Workloadbeheer met extractquery's afstemmen
Wanneer extractquery's voor e-mailabonnementen en meldingen voor statistieken tegelijkertijd worden uitgevoerd en gebruikers interactief visualisaties op basis van extracten bekijken, kunnen gebruikers tragere laadtijden voor visualisaties ervaren dan normaal. Met de volgende knooppuntrollen kunt u nauwkeurig bepalen hoe deze workloads worden geprioriteerd.
Te gebruiken knooppuntrol | Type workload met extractquery's | Voorbeeld |
extract-queries | gepland | e-mailabonnementen en meldingen voor statistieken |
extract-queries-interactive | interactief | gebruikers die een visualisatie op basis van extracten bekijken |
Als uw serverimplementatie een groei in e-mailabonnementen en meldingen voor statistieken vertoont, kunt u knooppunten toevoegen en de knooppuntrol extract-queries
toewijzen, waardoor ze beter beschikbaar zijn voor het verwerken van abonnementen en meldingen.
Als uw serverimplementatie een groei ziet in het aantal gebruikers dat visualisaties op basis van extracten bekijkt, kunt u knooppunten toevoegen en de knooppuntrol extract-queries-interactive
toewijzen, waardoor ze prioriteit geven aan interactieve extractquery's om de laadtijden van op extracten gebaseerde visualisaties te verminderen. De knooppuntrol extract-queries-interactive
is een voorkeur en geen strikte isolatie. Dit betekent dat query's worden gerouteerd naar knooppunten waaraan de knooppuntrol extract-queries-interactive
is toegewezen. Als u meerdere knooppunten hebt met de rol extract-queries-interactive
, worden query's gerouteerd op basis van de status van het knooppunt.

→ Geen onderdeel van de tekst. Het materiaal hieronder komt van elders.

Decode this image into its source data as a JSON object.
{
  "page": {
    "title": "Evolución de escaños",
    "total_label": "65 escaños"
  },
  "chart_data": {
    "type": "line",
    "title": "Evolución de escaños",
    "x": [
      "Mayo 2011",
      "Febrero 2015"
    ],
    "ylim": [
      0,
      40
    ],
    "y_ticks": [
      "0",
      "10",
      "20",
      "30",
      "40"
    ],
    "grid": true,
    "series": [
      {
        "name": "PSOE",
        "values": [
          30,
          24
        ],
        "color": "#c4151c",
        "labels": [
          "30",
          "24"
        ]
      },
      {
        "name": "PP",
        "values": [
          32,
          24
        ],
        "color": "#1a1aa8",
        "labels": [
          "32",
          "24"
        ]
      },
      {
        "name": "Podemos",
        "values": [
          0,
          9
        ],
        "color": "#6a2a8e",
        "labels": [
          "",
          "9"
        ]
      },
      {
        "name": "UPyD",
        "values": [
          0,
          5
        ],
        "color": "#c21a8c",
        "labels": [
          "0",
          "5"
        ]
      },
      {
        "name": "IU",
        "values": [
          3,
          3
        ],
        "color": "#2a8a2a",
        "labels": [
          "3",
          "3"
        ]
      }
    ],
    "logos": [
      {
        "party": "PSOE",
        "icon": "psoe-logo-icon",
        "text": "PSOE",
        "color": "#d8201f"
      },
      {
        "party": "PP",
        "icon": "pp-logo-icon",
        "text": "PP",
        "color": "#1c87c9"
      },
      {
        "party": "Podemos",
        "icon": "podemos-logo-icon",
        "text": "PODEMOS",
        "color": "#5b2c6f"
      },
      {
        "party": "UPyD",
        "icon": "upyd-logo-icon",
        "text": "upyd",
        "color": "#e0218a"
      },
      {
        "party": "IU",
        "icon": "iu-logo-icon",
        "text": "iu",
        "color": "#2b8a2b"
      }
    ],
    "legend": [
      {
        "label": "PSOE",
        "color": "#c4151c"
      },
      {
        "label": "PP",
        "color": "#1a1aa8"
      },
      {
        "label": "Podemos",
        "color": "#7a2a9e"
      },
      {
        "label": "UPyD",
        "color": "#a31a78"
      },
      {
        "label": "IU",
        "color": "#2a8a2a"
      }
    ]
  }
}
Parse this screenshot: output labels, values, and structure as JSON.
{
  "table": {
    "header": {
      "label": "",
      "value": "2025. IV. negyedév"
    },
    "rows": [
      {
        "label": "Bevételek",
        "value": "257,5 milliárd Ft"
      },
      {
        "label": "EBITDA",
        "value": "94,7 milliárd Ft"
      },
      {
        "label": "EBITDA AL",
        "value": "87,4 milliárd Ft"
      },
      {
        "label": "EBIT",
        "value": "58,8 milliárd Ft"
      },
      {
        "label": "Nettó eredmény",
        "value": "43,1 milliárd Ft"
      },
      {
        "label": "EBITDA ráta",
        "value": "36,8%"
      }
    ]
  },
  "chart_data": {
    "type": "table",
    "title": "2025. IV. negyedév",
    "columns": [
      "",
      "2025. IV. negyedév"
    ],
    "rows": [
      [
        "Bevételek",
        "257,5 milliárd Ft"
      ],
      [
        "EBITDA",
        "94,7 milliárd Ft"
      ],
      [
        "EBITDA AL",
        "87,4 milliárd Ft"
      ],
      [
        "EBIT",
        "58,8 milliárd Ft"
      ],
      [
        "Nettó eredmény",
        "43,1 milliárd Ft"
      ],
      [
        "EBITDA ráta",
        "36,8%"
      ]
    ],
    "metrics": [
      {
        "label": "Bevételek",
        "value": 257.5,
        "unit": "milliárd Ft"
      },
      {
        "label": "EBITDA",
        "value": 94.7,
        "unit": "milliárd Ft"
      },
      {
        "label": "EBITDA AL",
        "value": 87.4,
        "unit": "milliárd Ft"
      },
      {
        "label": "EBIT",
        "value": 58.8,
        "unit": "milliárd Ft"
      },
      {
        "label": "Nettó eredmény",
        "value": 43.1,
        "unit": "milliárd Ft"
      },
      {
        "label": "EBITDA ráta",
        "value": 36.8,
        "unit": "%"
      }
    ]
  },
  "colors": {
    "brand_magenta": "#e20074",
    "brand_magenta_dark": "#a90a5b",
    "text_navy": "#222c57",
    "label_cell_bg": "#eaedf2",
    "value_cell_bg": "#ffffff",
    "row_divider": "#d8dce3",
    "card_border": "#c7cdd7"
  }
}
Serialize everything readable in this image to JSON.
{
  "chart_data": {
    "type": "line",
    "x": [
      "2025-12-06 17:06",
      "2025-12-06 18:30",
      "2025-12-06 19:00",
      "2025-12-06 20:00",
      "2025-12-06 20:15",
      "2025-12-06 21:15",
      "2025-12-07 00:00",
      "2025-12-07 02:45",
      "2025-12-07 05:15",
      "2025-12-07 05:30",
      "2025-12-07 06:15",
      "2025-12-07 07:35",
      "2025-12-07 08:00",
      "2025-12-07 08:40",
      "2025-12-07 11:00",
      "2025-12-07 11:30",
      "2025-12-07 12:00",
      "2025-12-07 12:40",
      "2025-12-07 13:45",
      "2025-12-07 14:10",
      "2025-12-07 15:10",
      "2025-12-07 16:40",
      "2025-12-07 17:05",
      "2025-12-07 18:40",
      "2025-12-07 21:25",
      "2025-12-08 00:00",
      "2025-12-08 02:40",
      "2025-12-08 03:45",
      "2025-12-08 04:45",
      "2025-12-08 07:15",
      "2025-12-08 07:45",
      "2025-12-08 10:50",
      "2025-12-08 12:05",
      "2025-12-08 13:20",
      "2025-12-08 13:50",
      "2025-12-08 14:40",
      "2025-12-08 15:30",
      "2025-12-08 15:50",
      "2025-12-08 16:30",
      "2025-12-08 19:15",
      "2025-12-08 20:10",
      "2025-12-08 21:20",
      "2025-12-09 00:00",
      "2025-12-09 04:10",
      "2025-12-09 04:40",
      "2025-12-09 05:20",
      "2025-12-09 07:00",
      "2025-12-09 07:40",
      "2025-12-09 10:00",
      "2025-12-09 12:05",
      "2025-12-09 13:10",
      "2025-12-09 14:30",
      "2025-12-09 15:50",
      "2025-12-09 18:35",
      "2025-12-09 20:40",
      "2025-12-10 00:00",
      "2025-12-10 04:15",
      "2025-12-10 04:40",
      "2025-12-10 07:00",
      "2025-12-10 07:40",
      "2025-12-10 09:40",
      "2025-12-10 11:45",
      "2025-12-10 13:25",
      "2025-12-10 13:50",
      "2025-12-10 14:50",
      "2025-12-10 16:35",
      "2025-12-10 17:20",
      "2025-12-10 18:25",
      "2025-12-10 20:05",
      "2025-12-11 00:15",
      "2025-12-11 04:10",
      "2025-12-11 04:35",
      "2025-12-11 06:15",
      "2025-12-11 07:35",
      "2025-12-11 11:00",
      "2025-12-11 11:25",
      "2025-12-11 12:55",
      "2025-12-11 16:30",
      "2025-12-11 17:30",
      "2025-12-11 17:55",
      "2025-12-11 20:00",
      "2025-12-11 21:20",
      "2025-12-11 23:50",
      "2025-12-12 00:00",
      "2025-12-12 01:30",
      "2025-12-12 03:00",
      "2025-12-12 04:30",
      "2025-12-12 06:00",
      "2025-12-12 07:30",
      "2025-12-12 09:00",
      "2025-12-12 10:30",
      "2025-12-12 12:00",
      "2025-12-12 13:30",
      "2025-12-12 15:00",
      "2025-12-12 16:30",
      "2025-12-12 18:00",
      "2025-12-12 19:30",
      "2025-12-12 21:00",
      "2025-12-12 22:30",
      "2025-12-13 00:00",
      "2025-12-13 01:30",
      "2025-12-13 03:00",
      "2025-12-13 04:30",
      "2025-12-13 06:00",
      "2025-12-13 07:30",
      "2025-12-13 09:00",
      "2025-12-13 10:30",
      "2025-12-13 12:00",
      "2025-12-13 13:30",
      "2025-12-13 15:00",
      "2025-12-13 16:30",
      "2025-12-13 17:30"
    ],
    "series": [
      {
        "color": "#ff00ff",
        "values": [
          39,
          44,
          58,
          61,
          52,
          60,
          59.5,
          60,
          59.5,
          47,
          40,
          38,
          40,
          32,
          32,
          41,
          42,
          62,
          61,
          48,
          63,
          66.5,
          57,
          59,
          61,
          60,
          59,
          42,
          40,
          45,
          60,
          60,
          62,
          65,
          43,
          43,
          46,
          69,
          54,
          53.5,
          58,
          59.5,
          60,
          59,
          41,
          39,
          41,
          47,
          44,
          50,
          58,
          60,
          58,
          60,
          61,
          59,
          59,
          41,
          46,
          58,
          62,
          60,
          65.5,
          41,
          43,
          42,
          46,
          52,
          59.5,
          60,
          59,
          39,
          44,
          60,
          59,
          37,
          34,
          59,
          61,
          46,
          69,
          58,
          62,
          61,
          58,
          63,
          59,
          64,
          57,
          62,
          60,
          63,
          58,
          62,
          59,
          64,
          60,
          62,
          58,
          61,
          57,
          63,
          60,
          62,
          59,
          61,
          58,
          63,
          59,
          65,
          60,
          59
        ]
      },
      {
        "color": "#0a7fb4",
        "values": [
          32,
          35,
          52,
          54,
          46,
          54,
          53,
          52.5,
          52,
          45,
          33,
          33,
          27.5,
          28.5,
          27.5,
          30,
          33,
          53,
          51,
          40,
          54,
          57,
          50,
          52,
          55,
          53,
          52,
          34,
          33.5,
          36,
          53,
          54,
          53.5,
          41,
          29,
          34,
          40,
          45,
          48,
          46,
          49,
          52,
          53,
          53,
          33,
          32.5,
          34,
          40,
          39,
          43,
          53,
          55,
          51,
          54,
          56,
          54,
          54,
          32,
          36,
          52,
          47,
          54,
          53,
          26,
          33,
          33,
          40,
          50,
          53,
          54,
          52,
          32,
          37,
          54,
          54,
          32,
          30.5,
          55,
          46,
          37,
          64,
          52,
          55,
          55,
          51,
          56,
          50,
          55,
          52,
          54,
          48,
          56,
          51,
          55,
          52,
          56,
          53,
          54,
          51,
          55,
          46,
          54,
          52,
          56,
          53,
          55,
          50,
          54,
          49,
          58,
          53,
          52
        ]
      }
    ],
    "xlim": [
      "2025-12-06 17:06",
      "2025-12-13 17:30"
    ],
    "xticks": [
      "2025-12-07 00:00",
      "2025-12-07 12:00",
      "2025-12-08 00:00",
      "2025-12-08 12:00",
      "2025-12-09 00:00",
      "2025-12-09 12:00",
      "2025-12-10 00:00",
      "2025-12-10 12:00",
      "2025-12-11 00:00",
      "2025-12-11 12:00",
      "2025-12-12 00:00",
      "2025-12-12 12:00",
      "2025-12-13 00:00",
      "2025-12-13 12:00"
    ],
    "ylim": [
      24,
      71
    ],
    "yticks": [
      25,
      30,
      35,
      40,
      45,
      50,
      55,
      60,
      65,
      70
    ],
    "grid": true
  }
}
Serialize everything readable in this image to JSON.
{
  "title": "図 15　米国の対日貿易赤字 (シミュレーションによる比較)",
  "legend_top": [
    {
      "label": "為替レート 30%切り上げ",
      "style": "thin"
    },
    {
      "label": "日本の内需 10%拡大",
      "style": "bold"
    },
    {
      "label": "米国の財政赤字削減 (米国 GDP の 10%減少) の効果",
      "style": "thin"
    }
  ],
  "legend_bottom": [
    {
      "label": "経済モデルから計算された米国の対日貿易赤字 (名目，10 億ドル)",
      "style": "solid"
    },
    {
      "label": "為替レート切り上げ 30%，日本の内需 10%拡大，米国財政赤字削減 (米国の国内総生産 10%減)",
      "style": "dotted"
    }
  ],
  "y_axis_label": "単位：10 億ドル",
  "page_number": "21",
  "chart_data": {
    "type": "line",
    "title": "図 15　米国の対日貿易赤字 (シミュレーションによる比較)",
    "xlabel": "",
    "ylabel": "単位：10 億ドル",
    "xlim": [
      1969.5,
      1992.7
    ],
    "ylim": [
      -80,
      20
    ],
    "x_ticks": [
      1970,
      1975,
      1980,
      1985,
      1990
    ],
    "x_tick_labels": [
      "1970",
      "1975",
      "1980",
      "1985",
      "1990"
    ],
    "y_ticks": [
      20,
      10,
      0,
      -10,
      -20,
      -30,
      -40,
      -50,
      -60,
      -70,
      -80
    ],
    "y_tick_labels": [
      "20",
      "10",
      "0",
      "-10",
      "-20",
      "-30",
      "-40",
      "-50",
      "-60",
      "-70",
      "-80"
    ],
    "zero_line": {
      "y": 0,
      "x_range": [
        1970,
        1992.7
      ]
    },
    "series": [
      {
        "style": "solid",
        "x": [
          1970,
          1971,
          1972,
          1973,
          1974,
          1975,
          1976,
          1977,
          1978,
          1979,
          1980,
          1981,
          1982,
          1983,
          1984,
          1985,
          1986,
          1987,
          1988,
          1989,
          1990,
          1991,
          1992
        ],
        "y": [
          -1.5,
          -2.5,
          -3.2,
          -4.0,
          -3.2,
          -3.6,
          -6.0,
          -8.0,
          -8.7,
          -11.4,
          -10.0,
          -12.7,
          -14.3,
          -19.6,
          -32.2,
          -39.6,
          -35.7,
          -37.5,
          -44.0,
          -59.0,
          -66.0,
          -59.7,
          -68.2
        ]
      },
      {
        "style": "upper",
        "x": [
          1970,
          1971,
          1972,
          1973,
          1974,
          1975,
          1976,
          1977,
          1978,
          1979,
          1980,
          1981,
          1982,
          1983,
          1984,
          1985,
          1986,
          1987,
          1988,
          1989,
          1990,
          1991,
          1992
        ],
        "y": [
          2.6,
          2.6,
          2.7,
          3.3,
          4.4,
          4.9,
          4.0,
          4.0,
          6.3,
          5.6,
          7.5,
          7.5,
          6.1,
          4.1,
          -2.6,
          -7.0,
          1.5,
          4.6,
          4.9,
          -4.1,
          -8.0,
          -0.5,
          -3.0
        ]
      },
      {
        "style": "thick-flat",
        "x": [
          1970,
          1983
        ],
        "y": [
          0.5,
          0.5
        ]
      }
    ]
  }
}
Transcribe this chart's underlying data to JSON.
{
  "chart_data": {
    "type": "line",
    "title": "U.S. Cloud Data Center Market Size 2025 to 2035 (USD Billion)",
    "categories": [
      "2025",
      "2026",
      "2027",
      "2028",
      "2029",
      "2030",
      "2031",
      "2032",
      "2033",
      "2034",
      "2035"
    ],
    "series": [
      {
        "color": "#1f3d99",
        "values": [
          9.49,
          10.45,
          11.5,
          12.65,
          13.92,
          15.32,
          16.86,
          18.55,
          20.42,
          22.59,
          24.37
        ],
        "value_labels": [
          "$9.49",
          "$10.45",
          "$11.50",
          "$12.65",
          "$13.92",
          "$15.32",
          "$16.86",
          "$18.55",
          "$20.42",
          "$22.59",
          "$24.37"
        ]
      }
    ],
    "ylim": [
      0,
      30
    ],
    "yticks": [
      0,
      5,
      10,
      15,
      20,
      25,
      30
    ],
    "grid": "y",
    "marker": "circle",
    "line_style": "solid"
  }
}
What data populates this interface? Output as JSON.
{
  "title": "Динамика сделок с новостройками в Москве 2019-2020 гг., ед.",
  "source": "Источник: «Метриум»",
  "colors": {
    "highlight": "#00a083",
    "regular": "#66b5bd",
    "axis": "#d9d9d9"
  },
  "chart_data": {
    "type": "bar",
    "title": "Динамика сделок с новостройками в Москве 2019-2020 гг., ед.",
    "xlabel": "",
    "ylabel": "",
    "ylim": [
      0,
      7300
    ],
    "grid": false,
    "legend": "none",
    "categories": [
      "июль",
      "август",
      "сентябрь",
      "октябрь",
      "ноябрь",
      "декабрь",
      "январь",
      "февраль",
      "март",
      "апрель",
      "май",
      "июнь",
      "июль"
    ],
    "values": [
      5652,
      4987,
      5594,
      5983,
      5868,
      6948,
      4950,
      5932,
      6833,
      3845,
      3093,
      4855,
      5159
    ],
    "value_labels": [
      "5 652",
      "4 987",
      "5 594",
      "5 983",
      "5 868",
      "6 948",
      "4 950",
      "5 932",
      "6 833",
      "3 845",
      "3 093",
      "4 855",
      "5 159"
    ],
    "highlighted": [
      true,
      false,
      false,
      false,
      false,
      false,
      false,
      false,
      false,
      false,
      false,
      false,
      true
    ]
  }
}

Voeg bijvoorbeeld een knooppunt toe en wijs het toe om bij voorkeur extract-queries-interactive
-workloads uit te voeren.
tsm topology set-node-role -n node4 -r extract-queries-interactive
Configuratieopties
Configuratie | Jobs |
all-jobs (standaard) | Alle Tableau Server-jobs |
extract-queries | Jobs die worden gemaakt voor extractquery's. De geselecteerde knooppunten worden uitgevoerd als all-jobs en geven prioriteit aan de verwerking van extractquery's. |
extract-queries-interactive | Jobs die worden gemaakt voor extractquery's. De geselecteerde knooppunten worden uitgevoerd als all-jobs en geven prioriteit aan de verwerking van interactieve extractquery's, zoals de query's die worden uitgevoerd wanneer een gebruiker naar zijn scherm kijkt en wacht tot een op extracten gebaseerd dashboard is geladen. Dit is een geavanceerde instelling en mag alleen worden gebruikt als de cluster een workload met veel abonnements- en meldingsjobs heeft, waardoor gebruikers verminderde prestaties ervaren bij het laden van visualisaties die rond dezelfde tijd worden uitgevoerd als geplande loads. |
Zie tsm topology set-node-role voor meer informatie over het configureren van knooppuntrollen met behulp van TSM-opdrachten.
Licentievereisten
Om een knooppunt te configureren om extractquery's uit te voeren, moet een geldige Advanced Management-licentie geactiveerd zijn op uw Tableau Server.
Knooppuntrollen bekijken
Gebruik de volgende opdracht om te zien welke knooppuntrollen momenteel zijn geconfigureerd op Tableau Server:tsm topology list-nodes -v
Wie kan dit doen
Tableau Server-beheerders kunnen knooppuntrollen configureren en eventuele vereiste productcodes activeren.